Rabelo was drafted in the fourth round of the 2001 MLB Draft by the Detroit Tigers and spent the 2002 and 2003 seasons in the Midwest League with the Whitecaps, in which he was mainstay in the lineup, playing in 123 games each of the two seasons and playing stellar defensively. The 2003 season was Rabelo’s strongest offensively, when he hit .274 with a .681 OPS, including 21 extra-base hits. Following five seasons in minor league baseball, Rabelo broke into MLB briefly with the Tigers until he was dealt to the Florida Marlins in December of 2007 as a main piece of the Miguel Cabrera deal.
After playing with the Marlins in the MLB in 2008, Rabelo played the next two seasons in their minor league system before retiring in 2010. After stepping away from the game as a player, the former backstop joined the Tigers organization on the coaching side, first serving as hitting coach at a couple of minor league stops before being named the Connecticut Tigers manager in 2014. On October 20, 2016, Rabelo was promoted as the manager of the West Michigan Whitecaps, getting his shot to manage a full-season ballclub for the first time.
Rabelo, known for his stellar defense and arm behind the plate, has built the 2017 Whitecaps on pitching and defense. In fact, West Michigan has been atop the Midwest League East Division standings nearly all season in Rabelo’s first year at the helm.

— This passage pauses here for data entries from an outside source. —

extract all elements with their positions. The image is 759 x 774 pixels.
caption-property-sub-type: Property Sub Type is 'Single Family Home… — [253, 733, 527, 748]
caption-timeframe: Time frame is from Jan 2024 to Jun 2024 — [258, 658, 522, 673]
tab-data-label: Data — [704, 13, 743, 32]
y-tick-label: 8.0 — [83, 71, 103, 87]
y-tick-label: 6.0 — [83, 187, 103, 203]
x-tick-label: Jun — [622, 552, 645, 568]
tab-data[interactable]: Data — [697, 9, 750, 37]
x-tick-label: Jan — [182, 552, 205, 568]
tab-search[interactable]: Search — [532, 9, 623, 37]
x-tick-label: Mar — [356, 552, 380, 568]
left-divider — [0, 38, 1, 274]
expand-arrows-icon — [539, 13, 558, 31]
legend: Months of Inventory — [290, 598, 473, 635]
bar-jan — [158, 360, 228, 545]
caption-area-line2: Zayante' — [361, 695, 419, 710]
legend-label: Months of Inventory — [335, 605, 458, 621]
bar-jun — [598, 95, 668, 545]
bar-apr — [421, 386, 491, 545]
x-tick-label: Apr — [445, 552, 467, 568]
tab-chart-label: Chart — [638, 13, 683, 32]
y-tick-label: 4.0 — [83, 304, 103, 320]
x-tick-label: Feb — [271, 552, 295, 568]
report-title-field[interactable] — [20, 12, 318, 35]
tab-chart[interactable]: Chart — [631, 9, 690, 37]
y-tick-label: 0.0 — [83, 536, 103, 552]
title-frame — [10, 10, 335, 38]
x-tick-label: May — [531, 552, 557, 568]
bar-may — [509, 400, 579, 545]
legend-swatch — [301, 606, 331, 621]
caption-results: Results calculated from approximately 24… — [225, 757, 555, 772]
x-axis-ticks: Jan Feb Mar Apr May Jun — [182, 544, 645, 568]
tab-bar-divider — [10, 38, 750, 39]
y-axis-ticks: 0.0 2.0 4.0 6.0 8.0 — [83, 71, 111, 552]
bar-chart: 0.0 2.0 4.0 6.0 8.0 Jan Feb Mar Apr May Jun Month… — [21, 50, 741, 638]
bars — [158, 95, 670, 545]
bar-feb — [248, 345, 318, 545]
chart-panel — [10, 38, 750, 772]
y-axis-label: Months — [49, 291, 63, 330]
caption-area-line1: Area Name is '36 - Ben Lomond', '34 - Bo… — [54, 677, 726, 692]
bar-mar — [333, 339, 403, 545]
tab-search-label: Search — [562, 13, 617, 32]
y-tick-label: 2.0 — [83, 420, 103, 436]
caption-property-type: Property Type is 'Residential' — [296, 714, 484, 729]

“There’s been two constants really all year for us,” Rabelo said on the team’s success, “We’ve pitched and we’ve caught the ball. Once we started hitting, that’s the third element. I say this all the time, look at the (San Francisco) Giants in 2010, 2012 and 2014, they pitched, played defense, and hit just enough to win. I know it looks good when you look at those gawdy hitting numbers, but I’d rather take the pitching and defense.”
The Whitecaps currently lead the Midwest League with a 2.57 team ERA, over a half a run better than second-place Kane County. West Michigan also leads the league with in shutouts (12), walks (157) and team WHIP (1.12). Meanwhile, the ‘Caps have also played in 20 one-run games, in which they hold a 14-6 record, something that Rabelo really likes about his team.
“We are battled tested and I think that’s important if you want to be a good team or a team in the upper echelon of the standings,” Rabelo said. “You have to win one-run games, sometimes when you don’t have your closer or don’t have a setup guy, we’ve been through a lot.”
In the business of minor league baseball, managers deal with constant roster turnover as players are promoted and demoted. For Rabelo, he’s had to deal with two one of his top arms, Kyle Funkhouser and Bryan Garcia, being promoted to High-A Lakeland after blistering starts to the season.
Meanwhile, the Whitecaps have had to deal with some things that other teams haven’t. On May 29, the Whitecaps were involved in a bench-clearing ‘brawl’ so-to-speak after Whitecaps shortstop Daniel Pinero stepped on a baserunner’s ankle after a stolen base. Pinero would be suspended for five games while right-handed reliever, Eduardo Jimenez was handed thirty games for firing a baseball into the scrum.
“We’ve got our work cut out for us,” Rabelo said on the recent suspensions, “Our schedule is a little bit tougher than it has been coming up and we’re going to be a position player short for a number of games. Obviously, (Eduardo) Jimenez was throwing the ball well but we had a little talk recently about next man up. We’ll find a way to compete and that’s what we do,” Rabelo added.
From a player’s perspective, the Whitecaps continue to play and fight for each other, just like they did in Dayton after the benches cleared. At the time, the game between Dayton and West Michigan, two top teams in the Midwest League’s Eastern Division, was tied at one in the bottom of the sixth. However, West Michigan would win the game 2-1 in ten innings, rallying the roster.
“A lot of us played together last season in Connecticut,” Whitecaps first baseman Blaise Salter told us, “A lot of our current coaches were with us there too. I think that makes for an easy clubhouse. We’ve got a lot of guys that are really unselfish and are willing to give each other’s at-bats up. We just play hard for each other, we’ve been down a lot and we fight our way back.”
Current West Michigan hitting coach Mike Hessman is another coach aside from Rabelo who was familiar with the roster before the season. Hessman became a baseball legend after hitting home run number 433 of his Minor League career on August 3rd, 2015, setting a new MiLB record for home runs in a career which broke a record that stood since 1937.
“(Mike) is one of the best,” Rabelo told us, “I played with him and he’s just a true pro. It’s good to see him in pro ball working with some of these younger hitters. He’s a great person and he played for 20 years, which is amazing. He’s as humble as they get, he’s a great friend of mine, and I’m just thrilled to be around him,” he added.
The Whitecaps are nearing in on locking up a playoff spot as the first half of the season draws to a close. West Michigan has won six Midwest League championships with the most recent coming two years ago in 2015. One thing is for certain, Mike Rabelo and his coaching staff has set the expectations high for the rest of the season as the Whitecaps continue to overcome adversity.